1

I encountered this question: PHP explode the string, but treat words in quotes as a single word

and similar dealing with using Regex to explode words in a sentence, separated by a space, but keeping quoted text intact (as a single word).

I would like to do the same in R. I have attempted to copy-paste the regular expression into stri_split in the stringi package as well as strsplit in base R, but as I suspect the regular expression uses a format R does not recognize. The error is:

Error: '\S' is an unrecognized escape in character string...

The desired output would be:

mystr <- '"preceded by itself in quotation marks forms a complete sentence" preceded by itself in quotation marks forms a complete sentence'

myfoo(mystr)

[1] "preceded by itself in quotation marks forms a complete sentence" "preceded" "by" "itself" "in" "quotation" "marks" "forms" "a" "complete" "sentence"

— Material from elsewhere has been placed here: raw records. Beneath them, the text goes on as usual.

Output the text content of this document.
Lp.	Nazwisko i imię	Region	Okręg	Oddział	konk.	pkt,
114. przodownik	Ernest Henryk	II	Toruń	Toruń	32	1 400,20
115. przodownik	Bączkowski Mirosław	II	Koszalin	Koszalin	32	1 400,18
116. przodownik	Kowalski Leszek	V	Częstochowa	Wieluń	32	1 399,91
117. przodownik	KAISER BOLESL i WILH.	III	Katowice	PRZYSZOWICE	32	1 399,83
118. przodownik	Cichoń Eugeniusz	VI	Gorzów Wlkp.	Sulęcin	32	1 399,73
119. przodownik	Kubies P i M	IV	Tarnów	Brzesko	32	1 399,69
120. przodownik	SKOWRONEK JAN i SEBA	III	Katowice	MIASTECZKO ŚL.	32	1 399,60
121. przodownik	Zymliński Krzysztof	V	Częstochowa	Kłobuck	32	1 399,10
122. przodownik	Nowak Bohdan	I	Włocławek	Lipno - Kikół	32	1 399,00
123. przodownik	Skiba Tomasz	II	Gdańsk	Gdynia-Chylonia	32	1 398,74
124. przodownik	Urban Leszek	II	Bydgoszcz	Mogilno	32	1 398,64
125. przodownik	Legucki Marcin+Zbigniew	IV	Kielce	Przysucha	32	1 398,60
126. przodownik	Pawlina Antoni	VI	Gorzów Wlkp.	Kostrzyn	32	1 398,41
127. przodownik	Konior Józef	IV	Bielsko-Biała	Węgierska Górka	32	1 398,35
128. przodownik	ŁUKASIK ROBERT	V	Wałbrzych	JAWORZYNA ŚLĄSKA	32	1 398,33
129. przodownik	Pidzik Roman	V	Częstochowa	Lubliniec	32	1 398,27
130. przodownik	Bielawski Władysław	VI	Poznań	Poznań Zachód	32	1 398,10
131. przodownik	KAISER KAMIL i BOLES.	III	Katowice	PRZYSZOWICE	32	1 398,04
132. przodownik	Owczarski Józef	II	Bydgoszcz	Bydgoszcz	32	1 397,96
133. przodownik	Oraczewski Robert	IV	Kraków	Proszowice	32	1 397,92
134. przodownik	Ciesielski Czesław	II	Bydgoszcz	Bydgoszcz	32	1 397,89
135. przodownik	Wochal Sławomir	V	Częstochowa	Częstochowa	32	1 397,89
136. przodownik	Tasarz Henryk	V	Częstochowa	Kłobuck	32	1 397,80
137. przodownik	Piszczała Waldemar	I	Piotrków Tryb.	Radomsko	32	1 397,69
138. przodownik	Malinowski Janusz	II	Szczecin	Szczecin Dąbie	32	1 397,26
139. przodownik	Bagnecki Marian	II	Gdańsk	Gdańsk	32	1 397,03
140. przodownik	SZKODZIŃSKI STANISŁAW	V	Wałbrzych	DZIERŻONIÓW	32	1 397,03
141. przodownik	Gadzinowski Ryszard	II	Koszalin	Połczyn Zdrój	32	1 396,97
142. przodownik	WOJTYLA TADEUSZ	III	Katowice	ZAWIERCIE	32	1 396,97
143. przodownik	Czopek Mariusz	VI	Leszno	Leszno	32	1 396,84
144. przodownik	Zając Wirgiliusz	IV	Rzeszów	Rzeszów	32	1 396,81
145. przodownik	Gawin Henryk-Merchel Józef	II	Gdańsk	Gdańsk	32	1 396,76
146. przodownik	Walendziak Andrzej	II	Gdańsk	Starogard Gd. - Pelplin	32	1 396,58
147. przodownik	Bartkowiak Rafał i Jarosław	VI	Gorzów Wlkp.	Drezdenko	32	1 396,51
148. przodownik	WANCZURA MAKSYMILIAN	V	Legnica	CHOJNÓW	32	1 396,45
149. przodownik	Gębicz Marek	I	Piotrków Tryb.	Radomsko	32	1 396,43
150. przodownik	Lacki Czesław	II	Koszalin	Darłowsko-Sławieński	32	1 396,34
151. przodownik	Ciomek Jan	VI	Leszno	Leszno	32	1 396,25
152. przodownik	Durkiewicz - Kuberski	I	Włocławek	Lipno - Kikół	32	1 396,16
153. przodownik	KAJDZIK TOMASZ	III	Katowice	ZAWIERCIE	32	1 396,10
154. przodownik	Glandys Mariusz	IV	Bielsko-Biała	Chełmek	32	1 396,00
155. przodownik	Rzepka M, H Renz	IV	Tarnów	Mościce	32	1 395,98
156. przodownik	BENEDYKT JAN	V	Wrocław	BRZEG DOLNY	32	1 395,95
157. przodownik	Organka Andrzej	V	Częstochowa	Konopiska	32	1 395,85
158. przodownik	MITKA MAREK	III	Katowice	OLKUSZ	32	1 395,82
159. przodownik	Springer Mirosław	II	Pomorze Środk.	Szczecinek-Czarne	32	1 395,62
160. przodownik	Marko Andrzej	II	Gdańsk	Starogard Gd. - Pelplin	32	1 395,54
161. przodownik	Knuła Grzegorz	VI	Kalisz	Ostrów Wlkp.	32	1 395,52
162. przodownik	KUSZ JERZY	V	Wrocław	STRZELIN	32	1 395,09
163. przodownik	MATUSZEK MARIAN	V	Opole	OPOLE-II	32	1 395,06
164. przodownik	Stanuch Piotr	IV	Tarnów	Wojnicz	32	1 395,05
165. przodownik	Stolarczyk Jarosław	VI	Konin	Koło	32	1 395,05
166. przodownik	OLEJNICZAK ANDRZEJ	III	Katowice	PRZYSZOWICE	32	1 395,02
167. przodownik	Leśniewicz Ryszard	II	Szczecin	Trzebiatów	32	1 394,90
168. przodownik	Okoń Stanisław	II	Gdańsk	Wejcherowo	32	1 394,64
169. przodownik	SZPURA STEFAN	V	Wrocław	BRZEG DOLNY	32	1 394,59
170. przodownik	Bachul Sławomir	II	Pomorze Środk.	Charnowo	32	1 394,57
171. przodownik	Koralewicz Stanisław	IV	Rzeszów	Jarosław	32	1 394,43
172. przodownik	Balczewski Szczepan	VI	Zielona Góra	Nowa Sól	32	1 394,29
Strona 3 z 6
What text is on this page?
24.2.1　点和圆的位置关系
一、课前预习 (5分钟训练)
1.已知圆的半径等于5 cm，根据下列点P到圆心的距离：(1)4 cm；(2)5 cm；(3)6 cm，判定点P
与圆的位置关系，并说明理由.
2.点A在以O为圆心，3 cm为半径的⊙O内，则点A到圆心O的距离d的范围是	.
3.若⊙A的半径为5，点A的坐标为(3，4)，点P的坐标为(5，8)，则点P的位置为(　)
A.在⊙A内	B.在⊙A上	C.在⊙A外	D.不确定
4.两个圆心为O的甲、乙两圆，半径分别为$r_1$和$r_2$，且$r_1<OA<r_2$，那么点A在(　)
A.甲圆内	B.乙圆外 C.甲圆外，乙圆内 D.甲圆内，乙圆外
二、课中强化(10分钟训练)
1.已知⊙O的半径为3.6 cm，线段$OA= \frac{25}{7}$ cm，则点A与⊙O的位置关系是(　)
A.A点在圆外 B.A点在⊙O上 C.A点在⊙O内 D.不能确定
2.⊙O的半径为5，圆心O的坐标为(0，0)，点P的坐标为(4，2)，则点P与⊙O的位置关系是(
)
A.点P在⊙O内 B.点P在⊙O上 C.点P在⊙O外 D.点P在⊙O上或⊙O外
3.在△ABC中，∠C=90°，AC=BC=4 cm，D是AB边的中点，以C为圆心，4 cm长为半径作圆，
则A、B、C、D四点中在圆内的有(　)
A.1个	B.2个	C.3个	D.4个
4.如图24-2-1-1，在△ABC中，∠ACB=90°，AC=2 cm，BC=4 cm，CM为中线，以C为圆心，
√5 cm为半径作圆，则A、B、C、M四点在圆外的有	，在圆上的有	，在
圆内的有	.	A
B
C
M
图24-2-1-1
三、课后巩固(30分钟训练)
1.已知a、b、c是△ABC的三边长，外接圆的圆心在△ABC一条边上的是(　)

Trying: strsplit(mystr, '/"(?:\\\\.|(?!").)*%22|\\S+/') gives:

Error in strsplit(mystr, "/\"(?:\\\\.|(?!\").)*%22|\\S+/") : 
  invalid regular expression '/"(?:\\.|(?!").)*%22|\S+/', reason 'Invalid regexp'
moodymudskipper
  • 46,417
  • 11
  • 121
  • 167
AdamO
  • 4,283
  • 1
  • 27
  • 39
  • 1
    Try `\\S` (as for any backslash character for a regex in R) – Tensibai Dec 13 '17 at 15:47
  • 2
    Where is the regular expression that you tried? Why is your code not in this question? – MrFlick Dec 13 '17 at 15:48
  • [`"(?:[^"\\]|\\.)*"|\S+`](https://regex101.com/r/rsbF5i/1)? *Also works with escaped double quotes* – ctwheels Dec 13 '17 at 15:51
  • @ctwheels, your suggested regex provides *exactly the same error* as the OP. It also might be remedied by Tensibai's comment about backslashes. – r2evans Dec 13 '17 at 17:37
  • ashkan, the regex you provided requires perl-like expressions, so if you use `strsplit(..., perl=TRUE)` then you no longer get the error. (It doesn't correctly parse the string the way you want, but it doesn't provide an error.) – r2evans Dec 13 '17 at 17:39
  • @r2evans the OP updated the post. Doesn't mean my answer is incorrect, just means I wasn't presented with all the information to correctly answer the question. My answer does work and does not provide the *exact same error as the OP* assuming the OP properly escapes my regex and uses `perl=TRUE` – ctwheels Dec 13 '17 at 17:39
  • Your suggested regex errors *exactly as the [original question](https://stackoverflow.com/revisions/92d0f5f1-013e-4e40-bdb3-16f853459ed8/view-source)*. The correction is simple: adding the second backslash removes the error. R is non-standard in its use of double-backslashes, certainly. All I was saying was that you had not tested your suggestion in R *and it does not fix the error*. – r2evans Dec 13 '17 at 17:44
  • After the edit it appears to be a well-formed question with an example and desired result. – IRTFM Dec 13 '17 at 18:09
  • 1
    @r2evans [I did test my answer in R and it does work](https://ideone.com/fyv37j). In any case, I think A5C1D2H2I1M1N2O1R2T1's answer is much nicer – ctwheels Dec 13 '17 at 18:24

1 Answers1

4

A simple option would be to use scan:

> x <- scan(what = "", text = mystr)
Read 11 items
> x
 [1] "preceded by itself in quotation marks forms a complete sentence"
 [2] "preceded"                                                       
 [3] "by"                                                             
 [4] "itself"                                                         
 [5] "in"                                                             
 [6] "quotation"                                                      
 [7] "marks"                                                          
 [8] "forms"                                                          
 [9] "a"                                                              
[10] "complete"                                                       
[11] "sentence"  
A5C1D2H2I1M1N2O1R2T1
  • 190,393
  • 28
  • 405
  • 485